3) Method Selection: Don’t Default to Cost‑Plus

  • Routine Operations (call centres, merchant onboarding, reconciliations, dispute back‑office): Cost‑plus.
  • Integrated Platforms with Multi‑Jurisdiction DEMPE (fraud engines, routing, underwriting): Residual Profit Split, with allocation keys tied to objective usage metrics (e.g., transactions scored, model features originated, A/B tested improvements). This mirrors OECD profit split guidance in complex, integrated settings.
  • Licensing Algorithms / Analytics: Use valuation techniques + HTVI guardrails when forecasts are uncertain; CUP feasible only for standardised modules.

4) Benchmarking Playbook (Payments & Services)

Where market references are needed (e.g., processing/aggregation fees, risk services, KYC utilities), build narrow, function‑matched searches; consider specialty datasets for service fees and triangulate with TNMM as a cross‑check. Maintain India‑specific filters where location savings or regulatory burdens are material.

5) Location Savings & Market Premium

India‑based capability hubs may deliver location savings; document if and how these are already competed away (e.g., salary arbitrage captured by market rates) before layering any uplift. Conversely, for market premium (UPI‑driven P2M scale), articulate a facts‑based rationale for market entities’ shares when they perform on‑the‑ground DEMPE (acquisition, compliance, risk tuning).

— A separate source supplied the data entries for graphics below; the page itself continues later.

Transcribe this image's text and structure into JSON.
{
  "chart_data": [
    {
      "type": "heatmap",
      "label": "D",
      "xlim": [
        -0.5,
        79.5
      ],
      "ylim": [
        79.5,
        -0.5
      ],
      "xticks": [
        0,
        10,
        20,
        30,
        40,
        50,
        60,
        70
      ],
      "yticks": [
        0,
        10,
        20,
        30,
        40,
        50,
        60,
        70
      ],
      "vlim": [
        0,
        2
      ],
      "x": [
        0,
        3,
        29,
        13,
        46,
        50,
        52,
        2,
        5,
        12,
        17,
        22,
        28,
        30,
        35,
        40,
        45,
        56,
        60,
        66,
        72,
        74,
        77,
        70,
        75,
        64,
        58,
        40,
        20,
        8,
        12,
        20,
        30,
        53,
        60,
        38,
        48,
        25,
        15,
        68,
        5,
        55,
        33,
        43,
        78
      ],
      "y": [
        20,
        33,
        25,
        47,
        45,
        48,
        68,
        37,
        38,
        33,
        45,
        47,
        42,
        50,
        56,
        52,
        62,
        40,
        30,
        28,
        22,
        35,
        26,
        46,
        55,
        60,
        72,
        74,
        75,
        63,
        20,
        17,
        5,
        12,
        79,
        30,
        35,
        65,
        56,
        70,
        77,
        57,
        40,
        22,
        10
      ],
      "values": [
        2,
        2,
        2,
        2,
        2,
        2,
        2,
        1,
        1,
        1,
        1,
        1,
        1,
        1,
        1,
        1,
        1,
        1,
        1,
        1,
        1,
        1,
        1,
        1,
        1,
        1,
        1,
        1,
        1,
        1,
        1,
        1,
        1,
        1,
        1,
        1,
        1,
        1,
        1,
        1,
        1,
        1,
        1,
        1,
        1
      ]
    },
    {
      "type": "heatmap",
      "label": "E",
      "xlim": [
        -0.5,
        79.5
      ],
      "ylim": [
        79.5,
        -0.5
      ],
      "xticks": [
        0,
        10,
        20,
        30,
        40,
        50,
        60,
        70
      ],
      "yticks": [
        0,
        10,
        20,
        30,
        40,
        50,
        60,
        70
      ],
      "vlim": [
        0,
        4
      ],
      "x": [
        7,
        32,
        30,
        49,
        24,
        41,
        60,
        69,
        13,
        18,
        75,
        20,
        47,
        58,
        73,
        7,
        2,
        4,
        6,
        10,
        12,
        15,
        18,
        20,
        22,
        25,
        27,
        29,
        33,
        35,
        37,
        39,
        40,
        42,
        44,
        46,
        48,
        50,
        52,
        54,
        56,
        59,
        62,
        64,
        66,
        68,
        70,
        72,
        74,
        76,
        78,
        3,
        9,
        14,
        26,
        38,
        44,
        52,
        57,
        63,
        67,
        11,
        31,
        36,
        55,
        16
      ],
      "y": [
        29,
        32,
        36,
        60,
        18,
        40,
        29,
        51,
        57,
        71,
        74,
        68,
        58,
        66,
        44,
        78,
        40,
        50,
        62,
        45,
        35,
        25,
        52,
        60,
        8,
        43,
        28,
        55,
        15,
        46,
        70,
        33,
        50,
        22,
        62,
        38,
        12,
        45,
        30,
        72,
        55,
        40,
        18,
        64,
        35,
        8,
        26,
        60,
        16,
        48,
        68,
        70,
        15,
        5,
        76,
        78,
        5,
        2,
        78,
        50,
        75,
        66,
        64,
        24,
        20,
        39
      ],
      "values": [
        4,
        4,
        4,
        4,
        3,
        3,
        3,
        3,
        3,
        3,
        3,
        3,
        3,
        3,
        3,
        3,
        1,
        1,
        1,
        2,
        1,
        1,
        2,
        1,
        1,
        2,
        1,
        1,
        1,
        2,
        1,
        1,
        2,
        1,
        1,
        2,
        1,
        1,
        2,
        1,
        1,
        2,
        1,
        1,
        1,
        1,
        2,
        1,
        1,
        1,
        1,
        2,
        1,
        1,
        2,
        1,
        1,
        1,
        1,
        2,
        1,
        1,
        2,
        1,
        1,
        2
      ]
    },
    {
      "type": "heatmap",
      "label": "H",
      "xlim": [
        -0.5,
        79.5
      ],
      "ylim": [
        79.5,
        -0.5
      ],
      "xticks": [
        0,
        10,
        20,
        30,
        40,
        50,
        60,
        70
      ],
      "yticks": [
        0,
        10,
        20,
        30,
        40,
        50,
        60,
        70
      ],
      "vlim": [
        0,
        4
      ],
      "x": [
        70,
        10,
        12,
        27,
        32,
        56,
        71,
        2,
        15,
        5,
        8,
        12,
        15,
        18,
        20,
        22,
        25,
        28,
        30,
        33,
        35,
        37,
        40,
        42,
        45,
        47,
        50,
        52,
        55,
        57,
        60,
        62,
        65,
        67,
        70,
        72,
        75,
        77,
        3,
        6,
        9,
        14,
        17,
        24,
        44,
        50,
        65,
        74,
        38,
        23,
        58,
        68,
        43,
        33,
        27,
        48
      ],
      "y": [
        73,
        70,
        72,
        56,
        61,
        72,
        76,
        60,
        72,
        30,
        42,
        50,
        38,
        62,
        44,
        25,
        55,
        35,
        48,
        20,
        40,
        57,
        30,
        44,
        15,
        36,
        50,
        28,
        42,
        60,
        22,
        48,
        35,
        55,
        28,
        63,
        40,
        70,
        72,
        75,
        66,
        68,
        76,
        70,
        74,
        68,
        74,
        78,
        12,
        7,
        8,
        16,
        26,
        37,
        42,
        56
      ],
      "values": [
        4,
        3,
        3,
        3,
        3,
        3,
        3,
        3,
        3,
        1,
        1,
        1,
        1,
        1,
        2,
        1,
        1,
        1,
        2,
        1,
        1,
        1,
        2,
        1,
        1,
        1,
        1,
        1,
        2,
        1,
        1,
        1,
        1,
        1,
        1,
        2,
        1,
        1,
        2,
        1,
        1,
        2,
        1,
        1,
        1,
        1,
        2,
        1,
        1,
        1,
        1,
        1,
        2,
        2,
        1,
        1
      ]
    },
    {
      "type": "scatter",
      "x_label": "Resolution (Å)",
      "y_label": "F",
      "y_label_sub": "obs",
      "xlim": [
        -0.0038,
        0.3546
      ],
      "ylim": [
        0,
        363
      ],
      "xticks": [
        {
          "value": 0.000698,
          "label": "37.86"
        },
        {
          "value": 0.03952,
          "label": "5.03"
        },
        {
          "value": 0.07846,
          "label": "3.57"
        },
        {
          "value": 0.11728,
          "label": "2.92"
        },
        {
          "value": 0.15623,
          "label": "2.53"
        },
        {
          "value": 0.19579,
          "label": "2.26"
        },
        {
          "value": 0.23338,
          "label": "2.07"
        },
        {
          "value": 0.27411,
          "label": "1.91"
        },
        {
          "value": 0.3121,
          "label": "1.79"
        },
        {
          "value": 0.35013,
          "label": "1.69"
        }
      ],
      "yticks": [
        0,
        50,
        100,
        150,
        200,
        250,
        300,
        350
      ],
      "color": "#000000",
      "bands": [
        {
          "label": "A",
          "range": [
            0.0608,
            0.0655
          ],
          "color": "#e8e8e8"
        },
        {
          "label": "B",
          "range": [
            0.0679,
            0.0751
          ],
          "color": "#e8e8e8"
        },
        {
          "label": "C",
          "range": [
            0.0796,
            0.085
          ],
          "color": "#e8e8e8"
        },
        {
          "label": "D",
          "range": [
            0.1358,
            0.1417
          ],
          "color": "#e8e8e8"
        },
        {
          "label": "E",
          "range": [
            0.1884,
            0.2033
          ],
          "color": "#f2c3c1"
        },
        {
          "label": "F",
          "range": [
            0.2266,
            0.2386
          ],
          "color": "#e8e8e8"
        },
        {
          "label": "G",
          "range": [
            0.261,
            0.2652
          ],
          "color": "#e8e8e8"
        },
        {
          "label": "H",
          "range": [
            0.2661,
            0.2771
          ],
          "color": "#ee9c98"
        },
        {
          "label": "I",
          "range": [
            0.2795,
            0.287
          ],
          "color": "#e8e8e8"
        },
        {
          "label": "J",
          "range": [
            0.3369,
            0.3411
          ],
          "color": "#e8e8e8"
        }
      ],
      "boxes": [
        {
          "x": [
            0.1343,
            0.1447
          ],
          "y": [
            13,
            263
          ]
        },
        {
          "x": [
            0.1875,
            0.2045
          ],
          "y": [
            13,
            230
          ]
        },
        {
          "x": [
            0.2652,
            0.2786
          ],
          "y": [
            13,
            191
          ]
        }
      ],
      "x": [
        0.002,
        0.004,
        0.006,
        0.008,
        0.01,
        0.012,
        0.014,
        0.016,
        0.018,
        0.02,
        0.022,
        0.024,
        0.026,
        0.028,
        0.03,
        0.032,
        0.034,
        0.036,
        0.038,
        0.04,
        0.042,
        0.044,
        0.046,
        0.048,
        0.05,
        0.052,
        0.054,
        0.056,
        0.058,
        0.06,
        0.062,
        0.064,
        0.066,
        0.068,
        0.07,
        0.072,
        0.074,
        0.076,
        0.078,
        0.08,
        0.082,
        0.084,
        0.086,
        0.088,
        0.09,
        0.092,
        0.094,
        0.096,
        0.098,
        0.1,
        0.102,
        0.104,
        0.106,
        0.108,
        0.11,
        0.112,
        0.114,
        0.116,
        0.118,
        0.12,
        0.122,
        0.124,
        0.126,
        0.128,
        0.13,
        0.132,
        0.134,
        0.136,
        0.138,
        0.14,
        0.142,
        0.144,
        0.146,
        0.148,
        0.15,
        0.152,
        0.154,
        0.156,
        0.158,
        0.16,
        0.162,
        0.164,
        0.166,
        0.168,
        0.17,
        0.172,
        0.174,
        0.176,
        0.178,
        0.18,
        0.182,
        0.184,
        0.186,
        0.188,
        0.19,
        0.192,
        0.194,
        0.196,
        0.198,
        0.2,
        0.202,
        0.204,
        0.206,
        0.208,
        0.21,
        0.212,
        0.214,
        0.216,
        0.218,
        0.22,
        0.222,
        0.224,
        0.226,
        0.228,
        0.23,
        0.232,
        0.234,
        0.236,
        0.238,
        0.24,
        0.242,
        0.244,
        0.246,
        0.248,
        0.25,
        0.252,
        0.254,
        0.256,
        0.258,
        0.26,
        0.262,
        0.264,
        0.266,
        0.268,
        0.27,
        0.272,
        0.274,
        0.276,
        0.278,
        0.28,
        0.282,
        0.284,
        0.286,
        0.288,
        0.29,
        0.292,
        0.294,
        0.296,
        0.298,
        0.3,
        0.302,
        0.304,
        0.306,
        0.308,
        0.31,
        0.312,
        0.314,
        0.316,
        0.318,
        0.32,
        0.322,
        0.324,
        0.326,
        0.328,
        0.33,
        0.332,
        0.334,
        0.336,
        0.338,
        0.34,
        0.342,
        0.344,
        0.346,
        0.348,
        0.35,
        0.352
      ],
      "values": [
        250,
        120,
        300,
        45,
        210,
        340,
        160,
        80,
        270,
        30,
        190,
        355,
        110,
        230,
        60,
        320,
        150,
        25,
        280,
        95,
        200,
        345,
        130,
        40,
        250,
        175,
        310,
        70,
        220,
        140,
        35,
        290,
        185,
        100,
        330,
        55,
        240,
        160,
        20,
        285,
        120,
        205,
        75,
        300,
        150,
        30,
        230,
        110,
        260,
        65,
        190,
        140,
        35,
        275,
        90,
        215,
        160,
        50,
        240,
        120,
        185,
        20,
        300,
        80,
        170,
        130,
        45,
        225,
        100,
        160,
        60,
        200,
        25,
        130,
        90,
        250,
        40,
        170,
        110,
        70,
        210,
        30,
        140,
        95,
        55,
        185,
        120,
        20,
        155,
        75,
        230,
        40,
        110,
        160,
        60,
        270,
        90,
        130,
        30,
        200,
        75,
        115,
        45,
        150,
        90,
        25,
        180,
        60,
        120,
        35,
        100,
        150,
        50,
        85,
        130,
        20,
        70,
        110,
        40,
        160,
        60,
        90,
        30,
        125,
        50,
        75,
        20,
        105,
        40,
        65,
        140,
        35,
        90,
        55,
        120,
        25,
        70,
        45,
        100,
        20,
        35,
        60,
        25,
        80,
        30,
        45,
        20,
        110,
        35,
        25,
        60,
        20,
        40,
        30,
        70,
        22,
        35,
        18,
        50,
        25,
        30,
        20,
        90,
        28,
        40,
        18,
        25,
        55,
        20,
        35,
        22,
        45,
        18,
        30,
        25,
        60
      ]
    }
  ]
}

6) Align with Pillar One Trajectory

Track Pillar One’s Amount and MLC status and its interplay with India’s legacy DST/EL measures. Where in scope, expect destination‑based reallocation to markets and plan for corresponding TP policy adjustments to avoid mismatches.

7) Documentation: What Indian TP Files Should Show

  • Functional analysis that clearly separates regulated compliance work (RBI‑mandated) from routine ops and non‑routine IP‑driven functions.
  • Model governance artefacts (design docs, risk appetite statements, MRM sign‑offs).
  • Data governance artefacts (consents, purpose limitation, cross‑border transfer assessments under DPDPA).
  • Benchmarking workpapers + profit‑split worksheets with transparent allocation keys.

Conclusion

Fintech and digital payments businesses in India sit at the intersection of regulated compliance, unique platform intangibles and market‑side network effects. The 2022 OECD TP Guidelines and India’s RBI / DPDPA regimes together imply that returns should follow real substance—who designs and controls risk engines, who governs data and compliance, and who builds and exploits the user/merchant base.

A hybrid TP architecture usually works best:

  • Cost‑plus for clearly routine, rule‑bound operations;
  • Residual profit split for jointly developed algorithms / platforms;
  • Careful market‑side attribution where Indian entities demonstrably drive adoption and compliance; and
  • Adaptive policies to anticipate Pillar One.

With disciplined DEMPE documentation, purpose‑built ICAs and evidence‑rich benchmarking, fintech MNEs can minimise disputes and align profit attribution to how value is truly created in India’s real‑time payment economy.